According to an email in the leaked inbox of Sony Pictures General Counsel Leah Weil, the meeting is facilitated by the Motion Picture Association of America (MPAA) as a way for the top lawyers at Sony, Time Warner, Viacom, Paramount, Disney, NBC Universal, and Fox to put their heads together and talk global strategy.
And what exactly did the biggest movie minds in the country come up with? As detailed by the MPAA's meeting recap from this past September, some of the highlights include:
Scale up number of notices but keep spending on education to a minimum.
Translation: Send out as many takedown notices as humanly possible, but make sure the people receiving them don't necessarily know what any of it means. They'll be too scared to question it.
Be cautious about communications on site-blocking — continue building a record of success where possible, but avoid over-communicating and drawing negative attention.
Translation: Block as many sites as you can without anyone ever finding out.
MPAA will continue to refrain from commenting, when asked, about the issue of the use of VPNs and other technologies to gain online access to content consumers are otherwise restricted from accessing in their geography .
Translation: If we pretend VPNs don't exist maybe no one will find out about them.
Keep a low profile (i.e., do not actively seek press coverage, etc.) to avoid making the debate about "the content community" or copyright protection.
Translation: Seriously. Don't let anyone know what you're doing.
On network neutrality: Most member companies supported, in principle, a narrow, low-profile MPAA filing focused on opposition to the regulation of content.

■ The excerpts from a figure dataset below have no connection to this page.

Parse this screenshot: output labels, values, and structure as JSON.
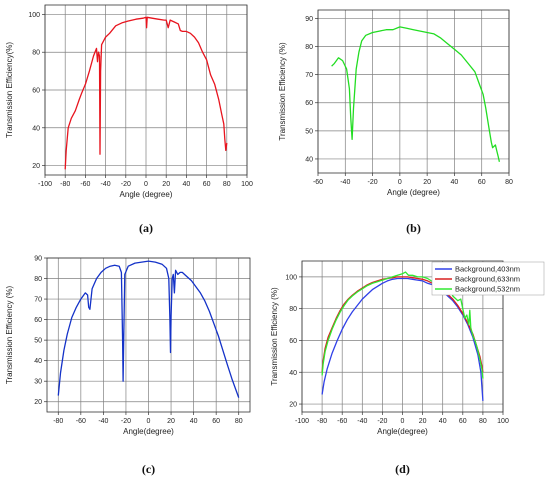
{
  "chart_data": [
    {
      "panel": "(a)",
      "type": "line",
      "xlabel": "Angle (degree)",
      "ylabel": "Transmission Efficiency(%)",
      "xlim": [
        -100,
        100
      ],
      "ylim": [
        15,
        105
      ],
      "xticks": [
        -100,
        -80,
        -60,
        -40,
        -20,
        0,
        20,
        40,
        60,
        80,
        100
      ],
      "yticks": [
        20,
        40,
        60,
        80,
        100
      ],
      "grid": true,
      "color": "#e8141e",
      "series": [
        {
          "points": [
            [
              -80,
              18
            ],
            [
              -79,
              28
            ],
            [
              -77,
              40
            ],
            [
              -74,
              45
            ],
            [
              -70,
              49
            ],
            [
              -66,
              55
            ],
            [
              -64,
              58
            ],
            [
              -60,
              63
            ],
            [
              -56,
              70
            ],
            [
              -52,
              78
            ],
            [
              -49,
              82
            ],
            [
              -48,
              75
            ],
            [
              -47,
              80
            ],
            [
              -46,
              78
            ],
            [
              -45.5,
              26
            ],
            [
              -45,
              70
            ],
            [
              -44,
              84
            ],
            [
              -40,
              88
            ],
            [
              -36,
              90
            ],
            [
              -30,
              94
            ],
            [
              -24,
              95.5
            ],
            [
              -18,
              96.5
            ],
            [
              -10,
              97.5
            ],
            [
              -3,
              98
            ],
            [
              0,
              98.5
            ],
            [
              0.6,
              93
            ],
            [
              1.2,
              98.5
            ],
            [
              6,
              98
            ],
            [
              12,
              97.5
            ],
            [
              18,
              97
            ],
            [
              20,
              97
            ],
            [
              22,
              93
            ],
            [
              24,
              97
            ],
            [
              28,
              96
            ],
            [
              32,
              95
            ],
            [
              34,
              91.5
            ],
            [
              36,
              91
            ],
            [
              40,
              91
            ],
            [
              44,
              90
            ],
            [
              48,
              88
            ],
            [
              52,
              85
            ],
            [
              56,
              80
            ],
            [
              60,
              76
            ],
            [
              64,
              68
            ],
            [
              68,
              63
            ],
            [
              72,
              55
            ],
            [
              75,
              47
            ],
            [
              77,
              42
            ],
            [
              78,
              34
            ],
            [
              79,
              28
            ],
            [
              80,
              32
            ]
          ]
        }
      ]
    },
    {
      "panel": "(b)",
      "type": "line",
      "xlabel": "Angle (degree)",
      "ylabel": "Transmission Efficiency (%)",
      "xlim": [
        -60,
        80
      ],
      "ylim": [
        35,
        93
      ],
      "xticks": [
        -60,
        -40,
        -20,
        0,
        20,
        40,
        60,
        80
      ],
      "yticks": [
        40,
        50,
        60,
        70,
        80,
        90
      ],
      "grid": true,
      "color": "#22dd22",
      "series": [
        {
          "points": [
            [
              -50,
              73
            ],
            [
              -48,
              74
            ],
            [
              -45,
              76
            ],
            [
              -42,
              75
            ],
            [
              -39,
              72
            ],
            [
              -37,
              65
            ],
            [
              -36,
              55
            ],
            [
              -35,
              47
            ],
            [
              -34,
              58
            ],
            [
              -32,
              72
            ],
            [
              -30,
              78
            ],
            [
              -28,
              82
            ],
            [
              -25,
              84
            ],
            [
              -20,
              85
            ],
            [
              -15,
              85.5
            ],
            [
              -10,
              86
            ],
            [
              -5,
              86
            ],
            [
              0,
              87
            ],
            [
              5,
              86.5
            ],
            [
              10,
              86
            ],
            [
              15,
              85.5
            ],
            [
              20,
              85
            ],
            [
              25,
              84.5
            ],
            [
              30,
              83
            ],
            [
              35,
              81
            ],
            [
              40,
              79
            ],
            [
              45,
              77
            ],
            [
              50,
              74
            ],
            [
              55,
              71
            ],
            [
              58,
              67
            ],
            [
              61,
              63
            ],
            [
              63,
              58
            ],
            [
              65,
              52
            ],
            [
              67,
              46
            ],
            [
              68,
              44
            ],
            [
              70,
              45
            ],
            [
              71,
              43
            ],
            [
              72,
              41
            ],
            [
              73,
              39
            ]
          ]
        }
      ]
    },
    {
      "panel": "(c)",
      "type": "line",
      "xlabel": "Angle(degree)",
      "ylabel": "Transmission Efficiency (%)",
      "xlim": [
        -90,
        90
      ],
      "ylim": [
        15,
        90
      ],
      "xticks": [
        -80,
        -60,
        -40,
        -20,
        0,
        20,
        40,
        60,
        80
      ],
      "yticks": [
        20,
        30,
        40,
        50,
        60,
        70,
        80,
        90
      ],
      "grid": true,
      "color": "#1432c8",
      "series": [
        {
          "points": [
            [
              -80,
              23
            ],
            [
              -78,
              34
            ],
            [
              -75,
              45
            ],
            [
              -72,
              53
            ],
            [
              -68,
              61
            ],
            [
              -64,
              66
            ],
            [
              -60,
              70
            ],
            [
              -56,
              73
            ],
            [
              -54,
              72
            ],
            [
              -53,
              66
            ],
            [
              -52,
              65
            ],
            [
              -50,
              75
            ],
            [
              -46,
              80
            ],
            [
              -42,
              83
            ],
            [
              -38,
              85
            ],
            [
              -34,
              86
            ],
            [
              -30,
              86.5
            ],
            [
              -26,
              86
            ],
            [
              -24,
              83
            ],
            [
              -23,
              50
            ],
            [
              -22.5,
              30
            ],
            [
              -22,
              50
            ],
            [
              -21,
              82
            ],
            [
              -18,
              86
            ],
            [
              -12,
              87.5
            ],
            [
              -6,
              88
            ],
            [
              0,
              88.5
            ],
            [
              6,
              88
            ],
            [
              12,
              87
            ],
            [
              16,
              85
            ],
            [
              18,
              80
            ],
            [
              19,
              60
            ],
            [
              19.5,
              44
            ],
            [
              20,
              62
            ],
            [
              21,
              80
            ],
            [
              22,
              82
            ],
            [
              23,
              73
            ],
            [
              24,
              84
            ],
            [
              26,
              82
            ],
            [
              28,
              83
            ],
            [
              30,
              83
            ],
            [
              34,
              81
            ],
            [
              38,
              79
            ],
            [
              42,
              76
            ],
            [
              46,
              73
            ],
            [
              50,
              69
            ],
            [
              54,
              64
            ],
            [
              58,
              58
            ],
            [
              62,
              52
            ],
            [
              66,
              45
            ],
            [
              70,
              38
            ],
            [
              74,
              31
            ],
            [
              78,
              25
            ],
            [
              80,
              22
            ]
          ]
        }
      ]
    },
    {
      "panel": "(d)",
      "type": "line",
      "xlabel": "Angle(degree)",
      "ylabel": "Transmission Efficiency (%)",
      "xlim": [
        -100,
        100
      ],
      "ylim": [
        15,
        110
      ],
      "xticks": [
        -100,
        -80,
        -60,
        -40,
        -20,
        0,
        20,
        40,
        60,
        80,
        100
      ],
      "yticks": [
        20,
        40,
        60,
        80,
        100
      ],
      "grid": true,
      "legend": "top-right",
      "series": [
        {
          "name": "Background,403nm",
          "color": "#3040e8",
          "points": [
            [
              -80,
              26
            ],
            [
              -78,
              34
            ],
            [
              -75,
              42
            ],
            [
              -70,
              52
            ],
            [
              -65,
              60
            ],
            [
              -60,
              67
            ],
            [
              -55,
              73
            ],
            [
              -50,
              78
            ],
            [
              -45,
              82
            ],
            [
              -40,
              86
            ],
            [
              -35,
              89
            ],
            [
              -30,
              92
            ],
            [
              -25,
              94
            ],
            [
              -20,
              96
            ],
            [
              -15,
              97.5
            ],
            [
              -10,
              98.5
            ],
            [
              -5,
              99
            ],
            [
              0,
              99
            ],
            [
              5,
              99
            ],
            [
              10,
              98.5
            ],
            [
              15,
              98
            ],
            [
              20,
              97.5
            ],
            [
              25,
              96
            ],
            [
              30,
              95
            ],
            [
              35,
              93
            ],
            [
              40,
              91
            ],
            [
              45,
              88
            ],
            [
              50,
              85
            ],
            [
              55,
              81
            ],
            [
              60,
              76
            ],
            [
              65,
              70
            ],
            [
              70,
              62
            ],
            [
              75,
              51
            ],
            [
              78,
              40
            ],
            [
              80,
              22
            ]
          ]
        },
        {
          "name": "Background,633nm",
          "color": "#d82020",
          "points": [
            [
              -80,
              40
            ],
            [
              -79,
              47
            ],
            [
              -77,
              55
            ],
            [
              -74,
              62
            ],
            [
              -70,
              68
            ],
            [
              -66,
              74
            ],
            [
              -62,
              79
            ],
            [
              -58,
              83
            ],
            [
              -54,
              86
            ],
            [
              -50,
              88.5
            ],
            [
              -45,
              91
            ],
            [
              -40,
              93
            ],
            [
              -35,
              95
            ],
            [
              -30,
              96.5
            ],
            [
              -25,
              97.5
            ],
            [
              -20,
              98.5
            ],
            [
              -15,
              99
            ],
            [
              -10,
              99.5
            ],
            [
              -5,
              100
            ],
            [
              0,
              100
            ],
            [
              5,
              100
            ],
            [
              10,
              99.5
            ],
            [
              15,
              99
            ],
            [
              20,
              98.5
            ],
            [
              25,
              97.5
            ],
            [
              30,
              96
            ],
            [
              35,
              94
            ],
            [
              40,
              92
            ],
            [
              45,
              89
            ],
            [
              50,
              86
            ],
            [
              55,
              82
            ],
            [
              60,
              77
            ],
            [
              65,
              71
            ],
            [
              70,
              64
            ],
            [
              74,
              56
            ],
            [
              77,
              50
            ],
            [
              79,
              44
            ],
            [
              80,
              40
            ]
          ]
        },
        {
          "name": "Background,532nm",
          "color": "#30e830",
          "points": [
            [
              -80,
              38
            ],
            [
              -79,
              45
            ],
            [
              -77,
              53
            ],
            [
              -74,
              60
            ],
            [
              -70,
              67
            ],
            [
              -66,
              73
            ],
            [
              -62,
              78
            ],
            [
              -58,
              82
            ],
            [
              -54,
              85.5
            ],
            [
              -50,
              88
            ],
            [
              -45,
              90.5
            ],
            [
              -40,
              92.5
            ],
            [
              -35,
              94.5
            ],
            [
              -30,
              96
            ],
            [
              -25,
              97
            ],
            [
              -20,
              98
            ],
            [
              -15,
              99
            ],
            [
              -10,
              100
            ],
            [
              -5,
              101
            ],
            [
              0,
              102
            ],
            [
              3,
              103
            ],
            [
              6,
              101
            ],
            [
              10,
              101
            ],
            [
              15,
              100
            ],
            [
              20,
              100
            ],
            [
              25,
              99
            ],
            [
              30,
              97
            ],
            [
              35,
              96
            ],
            [
              40,
              94
            ],
            [
              45,
              91
            ],
            [
              48,
              92
            ],
            [
              50,
              88
            ],
            [
              55,
              85
            ],
            [
              58,
              86
            ],
            [
              60,
              80
            ],
            [
              62,
              74
            ],
            [
              64,
              76
            ],
            [
              66,
              70
            ],
            [
              67,
              79
            ],
            [
              68,
              68
            ],
            [
              70,
              63
            ],
            [
              72,
              60
            ],
            [
              74,
              56
            ],
            [
              77,
              48
            ],
            [
              79,
              42
            ],
            [
              80,
              36
            ]
          ]
        }
      ]
    }
  ]
}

Translation: We are going to file an opposition to net neutrality and just kind of hope no one ever finds out. Likely similar to the one filed back in 2007.
And, perhaps sleaziest of all:
Where site-blocking is actively under consideration, make available research (1) that site-blocking works and (2) that it does not break the Internet (lack of "side effects"). [Do this] in closed-door meetings with policymakers and stakeholders, [but] not necessarily publicized to a wider audience.
Translation: In secret, private meetings with government officials where absolutely no one can call you out on your bullshit, show them research that conveniently makes every point in your case. No one can know.
And if all that sounds eerily similar to the tactics tobacco companies use to obfuscate reality — well, it's because it is.